La République démocratique du Congo traverse actuellement une épreuve sanitaire majeure avec la résurgence de la fièvre hémorragique Ebola. Cette 17e épidémie, qui frappe de plein fouet la province de l’Ituri dans le nord-est du pays, suscite une vive inquiétude au sommet de l’État.
Une mobilisation présidentielle pour l’Ituri
Le président Félix Tshisekedi a officiellement exprimé sa volonté de se rendre personnellement sur les lieux de la crise.
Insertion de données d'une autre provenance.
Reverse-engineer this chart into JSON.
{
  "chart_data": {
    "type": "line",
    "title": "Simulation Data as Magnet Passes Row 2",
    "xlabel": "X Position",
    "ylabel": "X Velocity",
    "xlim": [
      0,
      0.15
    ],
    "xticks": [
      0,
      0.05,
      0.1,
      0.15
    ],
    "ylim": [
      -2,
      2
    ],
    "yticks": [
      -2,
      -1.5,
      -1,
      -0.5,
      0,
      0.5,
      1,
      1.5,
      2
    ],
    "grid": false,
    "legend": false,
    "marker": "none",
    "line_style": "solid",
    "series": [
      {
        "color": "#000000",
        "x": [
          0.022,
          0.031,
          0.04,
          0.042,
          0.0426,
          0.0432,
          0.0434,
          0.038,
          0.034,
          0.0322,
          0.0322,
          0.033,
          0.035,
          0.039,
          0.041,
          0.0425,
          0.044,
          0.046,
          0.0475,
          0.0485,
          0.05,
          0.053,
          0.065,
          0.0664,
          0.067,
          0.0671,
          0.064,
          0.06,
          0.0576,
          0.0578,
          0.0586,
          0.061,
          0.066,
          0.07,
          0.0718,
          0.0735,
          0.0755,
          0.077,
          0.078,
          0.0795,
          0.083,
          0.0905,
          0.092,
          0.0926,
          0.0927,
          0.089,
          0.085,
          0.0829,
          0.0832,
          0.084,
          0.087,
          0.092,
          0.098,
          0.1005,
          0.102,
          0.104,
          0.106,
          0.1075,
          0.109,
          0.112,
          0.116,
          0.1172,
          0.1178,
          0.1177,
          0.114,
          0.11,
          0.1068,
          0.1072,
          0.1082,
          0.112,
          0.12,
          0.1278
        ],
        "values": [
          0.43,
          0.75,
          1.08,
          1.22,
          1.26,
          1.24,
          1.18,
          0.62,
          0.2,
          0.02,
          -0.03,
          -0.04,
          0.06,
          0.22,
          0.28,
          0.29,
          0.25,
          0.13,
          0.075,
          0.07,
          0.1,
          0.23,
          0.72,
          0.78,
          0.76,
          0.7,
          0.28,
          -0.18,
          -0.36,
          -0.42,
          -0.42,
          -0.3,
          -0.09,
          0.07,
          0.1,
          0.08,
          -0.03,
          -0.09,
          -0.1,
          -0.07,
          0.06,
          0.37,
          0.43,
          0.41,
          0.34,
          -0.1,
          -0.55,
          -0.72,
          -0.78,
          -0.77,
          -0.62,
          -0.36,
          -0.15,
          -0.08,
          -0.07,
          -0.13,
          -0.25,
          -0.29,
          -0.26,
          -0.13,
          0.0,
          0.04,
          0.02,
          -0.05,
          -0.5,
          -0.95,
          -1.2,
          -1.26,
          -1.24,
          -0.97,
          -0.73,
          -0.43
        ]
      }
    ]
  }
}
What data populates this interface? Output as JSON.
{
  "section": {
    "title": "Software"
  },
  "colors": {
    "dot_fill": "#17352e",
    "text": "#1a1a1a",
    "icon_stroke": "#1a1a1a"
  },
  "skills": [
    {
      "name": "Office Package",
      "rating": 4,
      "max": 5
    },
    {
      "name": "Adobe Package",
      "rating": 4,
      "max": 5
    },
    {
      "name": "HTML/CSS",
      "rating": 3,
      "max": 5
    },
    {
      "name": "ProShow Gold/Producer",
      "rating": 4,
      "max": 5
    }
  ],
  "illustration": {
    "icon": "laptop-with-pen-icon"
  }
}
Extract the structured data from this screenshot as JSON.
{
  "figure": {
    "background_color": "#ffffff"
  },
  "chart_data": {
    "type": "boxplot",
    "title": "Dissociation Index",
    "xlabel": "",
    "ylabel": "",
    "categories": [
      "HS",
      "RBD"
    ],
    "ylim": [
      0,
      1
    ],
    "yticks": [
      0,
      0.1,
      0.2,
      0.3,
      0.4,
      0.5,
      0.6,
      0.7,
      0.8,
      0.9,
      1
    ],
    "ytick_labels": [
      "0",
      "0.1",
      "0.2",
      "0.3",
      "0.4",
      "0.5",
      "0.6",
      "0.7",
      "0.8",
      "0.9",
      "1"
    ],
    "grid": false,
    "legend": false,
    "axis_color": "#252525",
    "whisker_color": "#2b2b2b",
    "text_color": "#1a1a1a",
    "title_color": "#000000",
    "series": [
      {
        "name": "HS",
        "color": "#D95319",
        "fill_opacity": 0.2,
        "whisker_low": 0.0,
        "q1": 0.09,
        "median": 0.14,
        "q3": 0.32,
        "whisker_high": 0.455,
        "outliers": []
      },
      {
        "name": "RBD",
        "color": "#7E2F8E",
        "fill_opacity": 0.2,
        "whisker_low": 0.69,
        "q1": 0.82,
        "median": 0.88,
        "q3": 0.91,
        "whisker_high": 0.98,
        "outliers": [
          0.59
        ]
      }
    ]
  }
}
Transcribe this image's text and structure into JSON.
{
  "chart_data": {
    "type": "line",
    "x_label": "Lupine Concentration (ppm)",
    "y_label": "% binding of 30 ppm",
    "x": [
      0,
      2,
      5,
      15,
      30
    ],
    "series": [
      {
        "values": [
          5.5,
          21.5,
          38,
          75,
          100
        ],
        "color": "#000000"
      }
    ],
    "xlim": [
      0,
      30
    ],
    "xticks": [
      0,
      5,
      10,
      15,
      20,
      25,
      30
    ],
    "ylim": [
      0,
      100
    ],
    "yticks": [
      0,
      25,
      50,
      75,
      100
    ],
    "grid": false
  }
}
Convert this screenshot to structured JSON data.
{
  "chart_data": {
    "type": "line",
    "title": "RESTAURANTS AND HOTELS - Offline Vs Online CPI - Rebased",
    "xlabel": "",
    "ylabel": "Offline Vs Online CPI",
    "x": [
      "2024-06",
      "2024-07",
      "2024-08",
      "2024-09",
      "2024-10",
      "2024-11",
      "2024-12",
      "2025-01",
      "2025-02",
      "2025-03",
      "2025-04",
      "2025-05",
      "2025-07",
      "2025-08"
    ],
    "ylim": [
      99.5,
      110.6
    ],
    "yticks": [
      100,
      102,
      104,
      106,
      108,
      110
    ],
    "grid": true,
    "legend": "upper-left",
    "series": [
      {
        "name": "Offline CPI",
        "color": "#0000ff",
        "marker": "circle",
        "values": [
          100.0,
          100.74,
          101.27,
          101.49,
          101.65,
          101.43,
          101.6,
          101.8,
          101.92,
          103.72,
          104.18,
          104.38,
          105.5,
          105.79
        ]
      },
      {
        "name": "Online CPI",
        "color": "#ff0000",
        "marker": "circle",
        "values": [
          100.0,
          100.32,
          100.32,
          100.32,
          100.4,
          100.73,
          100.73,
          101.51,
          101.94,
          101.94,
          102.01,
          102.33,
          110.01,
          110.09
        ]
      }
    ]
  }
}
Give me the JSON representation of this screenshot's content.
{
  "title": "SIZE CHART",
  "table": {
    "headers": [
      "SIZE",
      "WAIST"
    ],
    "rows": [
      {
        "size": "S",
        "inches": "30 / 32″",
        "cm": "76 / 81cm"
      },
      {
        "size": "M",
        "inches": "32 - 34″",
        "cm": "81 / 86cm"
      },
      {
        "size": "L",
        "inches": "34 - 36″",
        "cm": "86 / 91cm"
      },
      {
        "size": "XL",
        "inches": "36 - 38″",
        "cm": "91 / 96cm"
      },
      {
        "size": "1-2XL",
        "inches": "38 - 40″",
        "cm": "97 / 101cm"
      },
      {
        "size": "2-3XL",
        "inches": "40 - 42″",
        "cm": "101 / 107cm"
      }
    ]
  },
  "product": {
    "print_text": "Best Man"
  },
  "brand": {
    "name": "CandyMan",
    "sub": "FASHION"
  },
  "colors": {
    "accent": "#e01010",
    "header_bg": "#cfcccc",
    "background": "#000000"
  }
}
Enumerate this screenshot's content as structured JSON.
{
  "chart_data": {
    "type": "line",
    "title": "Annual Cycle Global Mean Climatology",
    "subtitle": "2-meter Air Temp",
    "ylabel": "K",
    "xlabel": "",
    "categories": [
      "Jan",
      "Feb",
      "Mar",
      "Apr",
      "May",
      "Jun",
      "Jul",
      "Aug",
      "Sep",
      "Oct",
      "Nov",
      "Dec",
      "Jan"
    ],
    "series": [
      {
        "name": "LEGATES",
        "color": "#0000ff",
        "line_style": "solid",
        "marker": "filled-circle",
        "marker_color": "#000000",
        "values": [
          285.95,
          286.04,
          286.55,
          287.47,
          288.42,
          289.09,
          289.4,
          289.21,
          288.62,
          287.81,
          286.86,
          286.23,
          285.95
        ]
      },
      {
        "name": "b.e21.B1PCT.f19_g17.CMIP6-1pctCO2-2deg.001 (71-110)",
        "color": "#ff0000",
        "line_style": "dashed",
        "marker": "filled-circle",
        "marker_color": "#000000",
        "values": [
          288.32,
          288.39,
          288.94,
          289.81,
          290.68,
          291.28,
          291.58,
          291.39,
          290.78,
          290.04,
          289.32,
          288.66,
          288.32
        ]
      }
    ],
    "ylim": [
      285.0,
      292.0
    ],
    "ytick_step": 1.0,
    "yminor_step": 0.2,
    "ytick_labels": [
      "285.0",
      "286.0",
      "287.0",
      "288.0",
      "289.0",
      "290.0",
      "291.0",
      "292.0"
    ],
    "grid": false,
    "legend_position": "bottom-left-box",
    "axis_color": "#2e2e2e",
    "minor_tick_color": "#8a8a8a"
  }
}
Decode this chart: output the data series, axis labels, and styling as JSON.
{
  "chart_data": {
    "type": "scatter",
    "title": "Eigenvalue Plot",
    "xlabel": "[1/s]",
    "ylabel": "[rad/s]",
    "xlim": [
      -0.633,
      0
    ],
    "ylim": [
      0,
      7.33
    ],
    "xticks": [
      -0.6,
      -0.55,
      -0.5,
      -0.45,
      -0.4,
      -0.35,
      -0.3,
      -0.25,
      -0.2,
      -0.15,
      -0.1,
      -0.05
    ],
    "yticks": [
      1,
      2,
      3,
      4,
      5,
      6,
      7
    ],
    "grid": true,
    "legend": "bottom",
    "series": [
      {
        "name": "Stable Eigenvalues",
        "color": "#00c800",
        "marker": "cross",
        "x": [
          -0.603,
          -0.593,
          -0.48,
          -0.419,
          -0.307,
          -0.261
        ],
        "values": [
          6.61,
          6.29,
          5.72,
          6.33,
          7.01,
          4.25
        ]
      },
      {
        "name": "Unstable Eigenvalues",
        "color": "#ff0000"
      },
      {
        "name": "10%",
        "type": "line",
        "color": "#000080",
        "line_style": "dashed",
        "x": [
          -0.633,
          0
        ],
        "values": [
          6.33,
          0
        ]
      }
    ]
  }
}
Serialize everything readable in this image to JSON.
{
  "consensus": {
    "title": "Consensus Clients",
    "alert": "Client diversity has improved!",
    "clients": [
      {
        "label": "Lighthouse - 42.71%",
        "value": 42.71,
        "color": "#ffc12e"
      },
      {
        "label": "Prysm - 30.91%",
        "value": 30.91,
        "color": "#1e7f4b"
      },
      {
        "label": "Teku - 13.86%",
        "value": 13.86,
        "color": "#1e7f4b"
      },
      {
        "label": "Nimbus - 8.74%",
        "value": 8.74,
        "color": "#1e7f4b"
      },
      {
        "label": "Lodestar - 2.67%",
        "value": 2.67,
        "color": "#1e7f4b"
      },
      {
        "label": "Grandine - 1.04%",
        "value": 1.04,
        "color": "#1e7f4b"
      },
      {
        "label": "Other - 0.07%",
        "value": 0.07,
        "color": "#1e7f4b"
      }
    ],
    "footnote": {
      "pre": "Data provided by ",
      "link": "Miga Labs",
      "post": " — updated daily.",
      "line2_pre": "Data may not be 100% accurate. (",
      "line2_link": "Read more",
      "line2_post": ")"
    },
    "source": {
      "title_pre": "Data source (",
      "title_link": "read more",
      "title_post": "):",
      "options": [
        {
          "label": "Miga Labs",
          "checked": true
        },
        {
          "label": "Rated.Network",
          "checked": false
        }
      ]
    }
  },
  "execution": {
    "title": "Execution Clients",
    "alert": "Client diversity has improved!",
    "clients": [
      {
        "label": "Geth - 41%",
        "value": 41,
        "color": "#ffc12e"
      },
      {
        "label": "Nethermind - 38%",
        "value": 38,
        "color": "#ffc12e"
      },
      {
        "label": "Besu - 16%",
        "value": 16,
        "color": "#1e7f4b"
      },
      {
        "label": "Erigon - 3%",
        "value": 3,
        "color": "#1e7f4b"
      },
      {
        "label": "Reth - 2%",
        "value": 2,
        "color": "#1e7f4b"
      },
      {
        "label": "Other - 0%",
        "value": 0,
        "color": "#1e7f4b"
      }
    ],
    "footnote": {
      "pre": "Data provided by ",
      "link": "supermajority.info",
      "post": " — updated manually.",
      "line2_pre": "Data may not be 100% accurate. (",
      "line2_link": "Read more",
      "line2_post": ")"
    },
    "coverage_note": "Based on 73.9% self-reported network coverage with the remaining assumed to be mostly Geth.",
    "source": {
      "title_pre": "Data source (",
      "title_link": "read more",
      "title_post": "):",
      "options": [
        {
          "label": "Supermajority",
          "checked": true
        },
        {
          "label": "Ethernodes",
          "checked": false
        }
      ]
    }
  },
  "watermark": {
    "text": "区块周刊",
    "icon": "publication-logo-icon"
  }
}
Lors d’un échange à Kinshasa avec son homologue burundais Evariste Ndayishimiye, le chef de l’État congolais a réaffirmé sa détermination à superviser les opérations de riposte dans cette zone meurtrie par les violences armées.
« Mon engagement est total »
« Je tiens à annoncer mon prochain déplacement dans la province de l’Ituri, au cœur même du foyer épidémique, afin d’assurer un suivi rigoureux de la situation. Comme vous pouvez l’imaginer, mon implication dans ce combat est absolue », a martelé Félix Tshisekedi.
Bien qu’aucun calendrier précis n’ait été dévoilé, cette visite s’inscrit dans un contexte critique. Le bilan provisoire fait état de 1 048 cas recensés et 267 décès, affichant un taux de létalité de 25,5 %. La menace dépasse les frontières nationales, puisque l’Ouganda voisin a déjà enregistré une vingtaine de contaminations et deux décès.
Les défis d’une souche complexe
L’actuelle flambée est attribuée au virus Bundibugyo. Contrairement à la souche Zaïre, pour laquelle des solutions vaccinales existent, cette variante ne dispose pour l’heure d’aucun traitement ni vaccin spécifique. Historiquement, Ebola a déjà coûté la vie à plus de 15 000 personnes sur le continent africain au cours des cinquante dernières années.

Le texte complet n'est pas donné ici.